You see, I’m related to a bunch of “teasers.” We don’t hug and kiss and say “I love you” all the time. We show our affection by teasing. And we let someone know we consider them part of the family by including them in our teasing.
But hearing Bob’s comment, I knew he was right. And I thought back to times in my life when I could have used some comfort but was teased instead. Just because it’s meant with affection doesn’t mean it always feels good.
Once again, Honey doesn’t mind being called Dummy. She’s having fun with Mike and she’s happy for the attention. But I feel weird listening to it.
Words Have Power
Words define us. That’s why the U.S just elected 20 women to the Senate, not 20 girls or ladies.

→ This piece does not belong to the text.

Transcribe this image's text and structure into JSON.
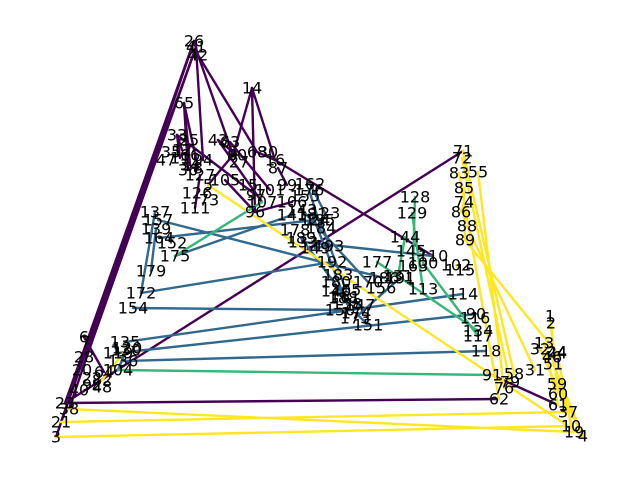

And words can change our moods. I’ve learned to tell myself, “I feel sad” instead of “I am sad.” For some reason, “I feel sad” describes a temporary event. While “I am sad” is just the first statement followed by “I’m always sad,” “I never do anything right,” and “I’m such a loser.”
So even though Honey doesn’t care if I “own” her or if I ask her to “heel” or walk “with me,” it matters to me. It makes me feel differently depending on the words I’m using. And my feelings affect my relationship.
So you can own a dog if you want to. It doesn’t matter to me.
But I don’t own a dog. And I’ll never own one again.